Why do women often ignore fatigue signals until collapse?
- Unbraced Woman

- Jul 6
- 3 min read
I recently came across a few interesting studies exploring women’s fatigue and how it's often dismissed, by women themselves as much as by the people around them. Together they paint a picture that goes far beyond simply "being tired". They point towards the intersection of biology, work, caregiving, and gendered social expectations that quietly normalise chronic overextension and delay help-seeking until a woman reaches a crisis point. [1-4]
And it made me think about myself and about so many women I know.

How many times have your heard a woman say, almost with a smile: "I'm just tired"?. Usually followed by carrying on. That's what many of us do. But eventually "tired" stops being a temporary feeling and quietly becomes the new baseline.

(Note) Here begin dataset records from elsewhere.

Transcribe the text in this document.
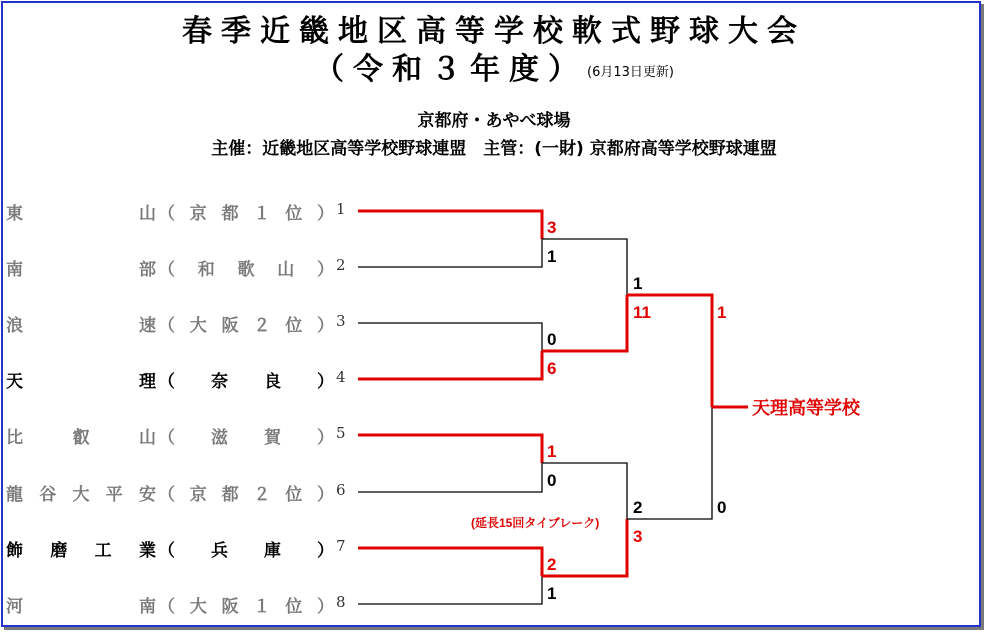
春季近畿地区高等学校軟式野球大会
（令和３年度）(6月13日更新)
京都府・あやべ球場
主催：近畿地区高等学校野球連盟　主管：(一財) 京都府高等学校野球連盟
東	山 （ 京 都 １ 位 ） 1
南	部 （ 和 歌 山 ） 2
浪	速 （ 大 阪 ２ 位 ） 3
天	理 （ 奈 良 ） 4
比	叡	山 （ 滋 賀 ） 5
龍 谷 大 平 安 （ 京 都 ２ 位 ） 6
飾 磨 工 業 （ 兵 庫 ） 7
河	南 （ 大 阪 １ 位 ） 8
3
1
0
6
1
0
2
1
1
11
2
3
1
0
(延長15回タイブレーク)
天理高等学校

According to the previously referred research, women report fatigue significantly more often than men. And it's not that women simply complain more. It reflects something much more complex: biology, hormonal fluctuations, emotional labour, invisible work, caregiving, workplace demands, and cultural expectations. None of these factors exist separately - they accumulate, and when experienced repeatedly, they can teach the nervous system a new, higher baseline. Because the nervous system constantly adapts to what happens over and over again, it gradually begins to treat this heightened state as normal. That's why you eventually stop noticing the tension in your shoulders, the digestive problems, the anxiety, or the fact that you wake up tired almost every morning. They simply begin to feel like YOU because your baseline has shifted. That's one of the most fascinating things about neuroplasticity. A healthy nervous system returns to baseline once a stressor has passed. But when stress becomes chronic rather than temporary, the nervous system gradually adapts to that higher level of activation and begins to treat it as normal.
This is one of the reasons chronic stress can be so difficult to recognise. The body doesn't suddenly stop sending signals, it simply becomes so accustomed to them that we no longer hear the alarm.

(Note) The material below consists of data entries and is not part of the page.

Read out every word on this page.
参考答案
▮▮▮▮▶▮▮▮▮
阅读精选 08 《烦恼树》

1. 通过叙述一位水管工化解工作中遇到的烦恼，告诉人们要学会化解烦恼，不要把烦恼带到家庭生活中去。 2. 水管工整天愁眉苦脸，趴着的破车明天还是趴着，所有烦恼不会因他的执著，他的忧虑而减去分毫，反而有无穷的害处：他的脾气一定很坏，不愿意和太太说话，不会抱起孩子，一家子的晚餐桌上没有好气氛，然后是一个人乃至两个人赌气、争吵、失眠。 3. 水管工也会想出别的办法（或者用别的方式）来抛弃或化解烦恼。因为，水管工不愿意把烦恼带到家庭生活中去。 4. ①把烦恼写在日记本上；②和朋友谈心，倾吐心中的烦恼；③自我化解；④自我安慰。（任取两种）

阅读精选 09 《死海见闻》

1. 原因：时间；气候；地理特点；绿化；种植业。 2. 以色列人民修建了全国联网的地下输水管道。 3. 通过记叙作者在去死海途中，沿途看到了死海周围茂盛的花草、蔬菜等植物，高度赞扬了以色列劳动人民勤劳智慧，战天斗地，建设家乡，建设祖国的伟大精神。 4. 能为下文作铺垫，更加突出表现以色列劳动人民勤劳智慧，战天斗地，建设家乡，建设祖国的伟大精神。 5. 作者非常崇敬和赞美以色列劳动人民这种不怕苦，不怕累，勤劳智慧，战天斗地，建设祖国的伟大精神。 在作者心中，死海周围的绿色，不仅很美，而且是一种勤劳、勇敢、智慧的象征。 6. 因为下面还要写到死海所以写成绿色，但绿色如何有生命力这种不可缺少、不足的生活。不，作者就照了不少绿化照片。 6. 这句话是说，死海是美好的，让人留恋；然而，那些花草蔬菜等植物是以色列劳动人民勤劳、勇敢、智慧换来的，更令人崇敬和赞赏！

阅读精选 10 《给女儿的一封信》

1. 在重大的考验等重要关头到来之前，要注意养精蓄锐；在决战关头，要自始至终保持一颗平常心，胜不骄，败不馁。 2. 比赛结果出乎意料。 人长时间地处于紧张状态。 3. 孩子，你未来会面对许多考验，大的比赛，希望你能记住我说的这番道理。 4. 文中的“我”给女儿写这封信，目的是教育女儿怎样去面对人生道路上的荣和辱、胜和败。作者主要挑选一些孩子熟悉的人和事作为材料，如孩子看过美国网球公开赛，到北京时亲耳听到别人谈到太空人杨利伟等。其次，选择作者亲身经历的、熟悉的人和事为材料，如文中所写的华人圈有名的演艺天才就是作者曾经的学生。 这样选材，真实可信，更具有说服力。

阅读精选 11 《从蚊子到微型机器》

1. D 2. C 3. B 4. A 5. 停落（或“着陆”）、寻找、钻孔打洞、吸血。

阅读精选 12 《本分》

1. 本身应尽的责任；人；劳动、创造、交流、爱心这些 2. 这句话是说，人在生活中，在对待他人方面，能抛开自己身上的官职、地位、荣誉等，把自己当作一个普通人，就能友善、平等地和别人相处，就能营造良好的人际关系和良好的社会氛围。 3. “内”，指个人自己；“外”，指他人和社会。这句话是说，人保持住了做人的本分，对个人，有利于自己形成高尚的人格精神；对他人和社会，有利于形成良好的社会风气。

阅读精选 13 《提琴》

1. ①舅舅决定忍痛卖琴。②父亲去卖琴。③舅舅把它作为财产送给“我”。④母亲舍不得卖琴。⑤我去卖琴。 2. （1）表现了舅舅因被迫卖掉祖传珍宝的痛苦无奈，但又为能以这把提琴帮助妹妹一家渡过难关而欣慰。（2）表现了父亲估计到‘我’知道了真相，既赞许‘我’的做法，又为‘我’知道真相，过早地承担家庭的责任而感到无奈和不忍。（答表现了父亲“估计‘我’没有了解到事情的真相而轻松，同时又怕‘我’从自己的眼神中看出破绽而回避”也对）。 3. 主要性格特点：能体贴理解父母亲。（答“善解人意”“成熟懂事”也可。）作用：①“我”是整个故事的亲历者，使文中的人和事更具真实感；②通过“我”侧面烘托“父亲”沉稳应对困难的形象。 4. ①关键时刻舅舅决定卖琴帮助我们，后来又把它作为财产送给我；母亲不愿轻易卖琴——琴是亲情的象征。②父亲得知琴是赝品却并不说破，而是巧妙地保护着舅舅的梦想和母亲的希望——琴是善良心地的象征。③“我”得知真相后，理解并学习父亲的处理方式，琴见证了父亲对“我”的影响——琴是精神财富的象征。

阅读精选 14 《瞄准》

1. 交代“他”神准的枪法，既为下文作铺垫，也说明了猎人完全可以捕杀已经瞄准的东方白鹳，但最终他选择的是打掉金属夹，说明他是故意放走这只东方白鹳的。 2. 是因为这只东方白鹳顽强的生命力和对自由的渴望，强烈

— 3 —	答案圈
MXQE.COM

That's why, the next time you find yourself explaining your exhaustion away by saying:
"Everyone feels like this"
"It's just work"
"I'm getting older"
"I'll rest after this project"
"Once the kids are older"
"After Christmas"
"After the holiday"
...I invite you to pause for a moment and ask yourself whether you are truly listening to your body, or whether you have simply become fluent in translating every signal into something easier to ignore.

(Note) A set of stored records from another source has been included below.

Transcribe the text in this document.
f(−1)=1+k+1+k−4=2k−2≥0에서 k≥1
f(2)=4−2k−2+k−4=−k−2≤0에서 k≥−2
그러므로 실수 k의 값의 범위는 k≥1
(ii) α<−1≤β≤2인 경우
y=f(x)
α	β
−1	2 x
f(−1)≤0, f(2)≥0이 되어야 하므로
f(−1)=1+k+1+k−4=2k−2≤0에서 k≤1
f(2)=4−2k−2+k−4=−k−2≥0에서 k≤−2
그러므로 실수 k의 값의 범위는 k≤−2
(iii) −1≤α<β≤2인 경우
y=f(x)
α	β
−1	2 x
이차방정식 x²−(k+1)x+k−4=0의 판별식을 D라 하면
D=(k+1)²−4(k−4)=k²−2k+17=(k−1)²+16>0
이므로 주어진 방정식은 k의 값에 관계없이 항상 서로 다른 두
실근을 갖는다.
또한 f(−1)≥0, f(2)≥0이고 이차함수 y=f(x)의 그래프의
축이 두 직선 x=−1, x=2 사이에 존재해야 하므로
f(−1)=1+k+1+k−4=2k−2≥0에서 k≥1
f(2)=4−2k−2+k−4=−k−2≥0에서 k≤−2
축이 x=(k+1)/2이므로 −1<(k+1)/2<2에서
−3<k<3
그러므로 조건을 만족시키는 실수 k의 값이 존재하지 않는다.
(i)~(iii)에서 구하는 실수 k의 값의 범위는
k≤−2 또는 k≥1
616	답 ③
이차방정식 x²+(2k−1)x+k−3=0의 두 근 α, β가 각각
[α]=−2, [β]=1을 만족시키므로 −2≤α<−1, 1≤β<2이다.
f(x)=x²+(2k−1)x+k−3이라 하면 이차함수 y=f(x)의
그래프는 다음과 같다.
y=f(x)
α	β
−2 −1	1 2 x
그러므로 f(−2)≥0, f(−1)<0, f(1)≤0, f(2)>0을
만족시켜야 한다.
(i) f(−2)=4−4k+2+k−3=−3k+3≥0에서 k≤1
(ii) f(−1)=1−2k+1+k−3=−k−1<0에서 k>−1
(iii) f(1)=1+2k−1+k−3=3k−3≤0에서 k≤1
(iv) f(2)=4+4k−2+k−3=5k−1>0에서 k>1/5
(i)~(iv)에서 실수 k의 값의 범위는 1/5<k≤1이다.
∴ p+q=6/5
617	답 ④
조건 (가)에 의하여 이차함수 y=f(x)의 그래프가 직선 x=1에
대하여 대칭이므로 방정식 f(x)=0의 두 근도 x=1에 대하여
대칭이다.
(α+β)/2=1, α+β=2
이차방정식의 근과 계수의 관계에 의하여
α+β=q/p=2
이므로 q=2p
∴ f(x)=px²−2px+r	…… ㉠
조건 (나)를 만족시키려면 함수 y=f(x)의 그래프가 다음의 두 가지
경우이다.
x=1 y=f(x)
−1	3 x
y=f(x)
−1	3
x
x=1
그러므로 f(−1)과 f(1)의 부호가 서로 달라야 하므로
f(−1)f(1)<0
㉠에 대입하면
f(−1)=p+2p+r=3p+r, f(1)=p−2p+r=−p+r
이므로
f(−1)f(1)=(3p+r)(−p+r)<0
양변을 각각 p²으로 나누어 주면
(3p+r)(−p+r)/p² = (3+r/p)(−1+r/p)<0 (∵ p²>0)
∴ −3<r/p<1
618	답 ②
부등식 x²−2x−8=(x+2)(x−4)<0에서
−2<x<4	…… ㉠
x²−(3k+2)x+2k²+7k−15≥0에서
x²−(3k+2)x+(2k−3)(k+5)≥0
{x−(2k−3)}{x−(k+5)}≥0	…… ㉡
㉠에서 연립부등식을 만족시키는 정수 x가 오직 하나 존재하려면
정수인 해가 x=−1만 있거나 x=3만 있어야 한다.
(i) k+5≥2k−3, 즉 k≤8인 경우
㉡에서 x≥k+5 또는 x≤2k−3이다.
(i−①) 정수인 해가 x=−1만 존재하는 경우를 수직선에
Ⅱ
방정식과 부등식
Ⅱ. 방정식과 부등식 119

The remarkable thing about the nervous system is that the same ability that allowed it to adapt to chronic stress also allows it to adapt to safety, rest, and different ways of living. That is neuroplasticity too. Change rarely happens overnight, but what was learned through repetition can begin to soften through repetition as well. Through new experiences, greater sense of safety, restorative relationships, consistent sleep, movement, and countless small moments that teach the body it no longer has to remain on high alert ♥
[1] Golmohamadi and Graham (2025)
Why are women more fatigued than men? The roles of stress, sleep, and repetitive negative thinking. Psychology, health & medicine.
[2] Husain et al. (2007)
Women experience higher levels of fatigue than men at the end of life: a longitudinal home palliative care study. Journal of pain and symptom management.
[3] Chen et al. (2022)
Mediation Effect of Musculoskeletal Pain on Burnout: Sex-Related Differences. International journal of environmental research and public health.
[4] Valentine et al. (2009)
Sex differences in the relationship between obesity, C-reactive protein, physical activity, depression, sleep quality and fatigue in older adults. Brain, behavior, and immunity.